Ogni punto di partenza ha bisogno di un ritorno. Per riconciliarsi con il mondo, dopo una storia d’amore finita, Adelaide torna nel paese in cui è nata, un pugno di case in pietra tra le montagne aspre della Val Germanasca: una terra resistente dove si parla una lingua antica e poetica. È lì per rifugiarsi nel respiro lungo della sua infanzia, negli odori familiari di bosco e legna che arde, dipanare le matasse dei giorni e ricucirsi alla sua terra: ‘fare la muta al cuore’, come scrive nelle lettere al figlio. Ad aspettarla – insieme a una bufera di neve – c’è Nanà, ultima custode di casa, novant’anni portati con tenacia. Levì, l’altro anziano che ancora vive lassù, è stato ricoverato in clinica dopo una brutta caduta. Isolate dal mondo per quattordici giorni, nel solo spazio di quel piccolo orizzonte, le due donne si prendono cura l’una dell’altra. Mentre Adelaide si adopera per essere utile a Nanà e riportare a casa Levì, l’anziana si confida senza riserva, permettendole di entrare nelle case vuote da tempo, e consegnandole la chiave di una stanza intima e segreta che trabocca di scatole, libri ricuciti, contenitori e valigie, in cui la donna ha stipato i ricordi di molte vite, tra uomini, fiori, alberi e animali, acqua e tempo. Una biblioteca di esistenze, di linguaggi, gesti e voci, dove ogni personaggio è sentimento, un modo di amare. Fotografie, lettere, oggetti che sanno raccontare e cantare il tempo: di guerra e povertà, amori coltivati in silenzio, regole e speranza, fatica e fantasia. Un testamento corale che illumina le ombre e le rimette in equilibrio. La bellezza intensa che respira oltre la vita e rimane in attesa di parole. Tuffarsi nella memoria significa avere il coraggio di inventare un altro finale e vivere oltre il tempo che ci è stato concesso, per ritrovare il luogo intimo di ognuno. La casa.
A moun filh
1
Mi ha raggiunta la bufera.
L’automobile ha arrancato nel tornante, dove un pino si è abbattuto per metà e ora penzola ad angolo acuto, appesantito dalla neve.

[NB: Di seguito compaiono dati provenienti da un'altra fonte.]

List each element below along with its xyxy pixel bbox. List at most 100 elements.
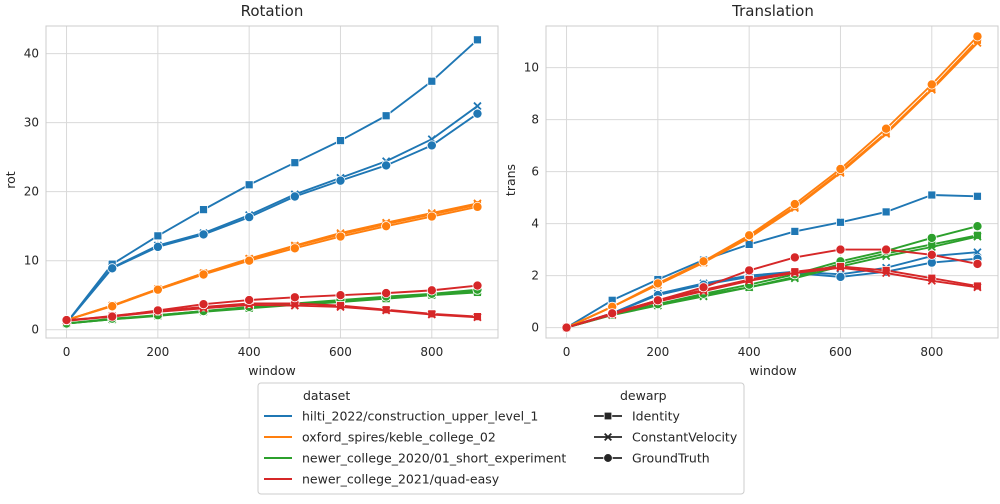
- rotation-data-point: [244, 295, 255, 306]
- legend-frame: [257, 382, 745, 495]
- translation-series-line: [566, 235, 978, 329]
- rotation-series-line: [66, 284, 478, 322]
- translation-data-point: [926, 249, 937, 260]
- translation-data-point: [881, 244, 892, 255]
- translation-series: [561, 31, 983, 333]
- translation-data-point: [973, 230, 982, 240]
- rotation-data-point: [289, 243, 300, 254]
- translation-series-line: [566, 248, 978, 329]
- translation-x-tick-label: 800: [920, 345, 943, 359]
- translation-data-point: [836, 263, 845, 272]
- rotation-data-point: [152, 241, 163, 252]
- rotation-data-point: [336, 301, 345, 310]
- rotation-data-point: [289, 292, 300, 303]
- legend-dewarp-title: dewarp: [620, 388, 667, 403]
- rotation-data-point: [381, 160, 392, 171]
- rotation-data-point: [473, 101, 482, 111]
- rotation-data-point: [426, 211, 437, 222]
- translation-series: [561, 244, 983, 333]
- rotation-grid: [46, 26, 498, 338]
- translation-x-tick-label: 400: [738, 345, 761, 359]
- translation-data-point: [744, 265, 755, 276]
- translation-series-line: [566, 225, 978, 329]
- rotation-series-line: [66, 205, 478, 321]
- legend-dataset-label: oxford_spires/keble_college_02: [302, 430, 496, 445]
- legend-entries: hilti_2022/construction_upper_level_1oxf…: [264, 409, 738, 487]
- legend-dewarp-label: GroundTruth: [632, 451, 710, 466]
- rotation-data-point: [290, 301, 299, 310]
- rotation-series: [62, 101, 482, 327]
- rotation-data-point: [244, 180, 254, 190]
- translation-y-tick-label: 10: [524, 61, 539, 75]
- translation-data-point: [789, 252, 800, 263]
- rotation-data-point: [107, 263, 118, 274]
- legend-dataset-label: hilti_2022/construction_upper_level_1: [302, 409, 538, 424]
- translation-y-tick-label: 8: [531, 113, 539, 127]
- rotation-data-point: [153, 231, 163, 241]
- rotation-series: [61, 108, 483, 328]
- legend-dataset-label: newer_college_2020/01_short_experiment: [302, 451, 566, 466]
- translation-data-point: [607, 308, 618, 319]
- translation-data-point: [745, 276, 754, 285]
- rotation-data-point: [198, 269, 209, 280]
- translation-series: [562, 35, 982, 333]
- rotation-data-point: [472, 201, 483, 212]
- rotation-series-line: [65, 39, 479, 324]
- rotation-series: [61, 201, 483, 326]
- translation-y-tick-label: 0: [531, 321, 539, 335]
- rotation-data-point: [290, 158, 300, 168]
- legend-dewarp-marker: [603, 453, 613, 463]
- rotation-data-point: [107, 301, 118, 312]
- translation-data-point: [698, 256, 709, 267]
- translation-y-tick-label: 4: [531, 217, 539, 231]
- rotation-data-point: [427, 76, 437, 86]
- rotation-data-point: [107, 311, 118, 322]
- rotation-data-point: [152, 284, 163, 295]
- translation-series: [562, 38, 982, 332]
- translation-data-point: [789, 199, 800, 210]
- translation-data-point: [561, 322, 572, 333]
- translation-data-point: [881, 265, 891, 275]
- translation-data-point: [973, 283, 982, 292]
- rotation-data-point: [244, 212, 255, 223]
- legend-dewarp-marker: [604, 433, 612, 441]
- translation-series: [562, 230, 982, 333]
- rotation-data-point: [335, 290, 346, 301]
- translation-data-point: [972, 31, 983, 42]
- translation-data-point: [698, 282, 709, 293]
- rotation-y-axis-label: rot: [3, 171, 18, 189]
- translation-grid: [546, 26, 998, 338]
- rotation-data-point: [473, 313, 482, 322]
- translation-data-point: [927, 273, 937, 283]
- rotation-y-tick-label: 20: [24, 185, 39, 199]
- rotation-panel: Rotation window rot 0 200 400 600 800 0 10 20 30…: [3, 2, 499, 378]
- translation-data-point: [835, 163, 846, 174]
- translation-data-point: [790, 267, 800, 277]
- translation-y-tick-label: 2: [531, 269, 539, 283]
- rotation-x-tick-label: 600: [329, 345, 352, 359]
- translation-data-point: [927, 190, 937, 200]
- translation-panel: Translation window trans 0 200 400 600 800 0 2…: [503, 2, 999, 378]
- translation-data-point: [927, 242, 936, 252]
- rotation-plot-frame: [45, 25, 499, 339]
- legend-dewarp-label: ConstantVelocity: [632, 430, 738, 445]
- rotation-ticks: 0 200 400 600 800 0 10 20 30 40: [24, 47, 444, 359]
- rotation-data-point: [61, 315, 72, 326]
- rotation-data-point: [289, 191, 300, 202]
- translation-series-line: [566, 42, 979, 329]
- translation-data-point: [836, 217, 845, 227]
- rotation-data-point: [335, 175, 346, 186]
- rotation-data-point: [426, 285, 437, 296]
- rotation-data-point: [152, 305, 163, 316]
- rotation-data-point: [427, 310, 436, 319]
- rotation-series: [61, 280, 483, 326]
- translation-data-point: [973, 191, 982, 201]
- translation-x-tick-label: 200: [646, 345, 669, 359]
- translation-plot-frame: [545, 25, 999, 339]
- translation-y-tick-label: 6: [531, 165, 539, 179]
- rotation-x-tick-label: 0: [63, 345, 71, 359]
- rotation-data-point: [336, 302, 345, 312]
- translation-series-line: [566, 266, 978, 329]
- translation-data-point: [790, 268, 799, 278]
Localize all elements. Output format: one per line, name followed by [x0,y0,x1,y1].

Dal parcheggio si vede appena il profilo delle prime case, il resto del paesaggio è nella cappa.
Due passi ed è tormenta fin sulle labbra.
La cucina di Nanà è illuminata, ma preferisco scendere a scaricare lo zaino prima che faccia buio. Sputa raffiche, questa bocca di brina gelata: attraversano i vestiti come farebbe un dardo e le ho sentite fin sulla pelle della schiena.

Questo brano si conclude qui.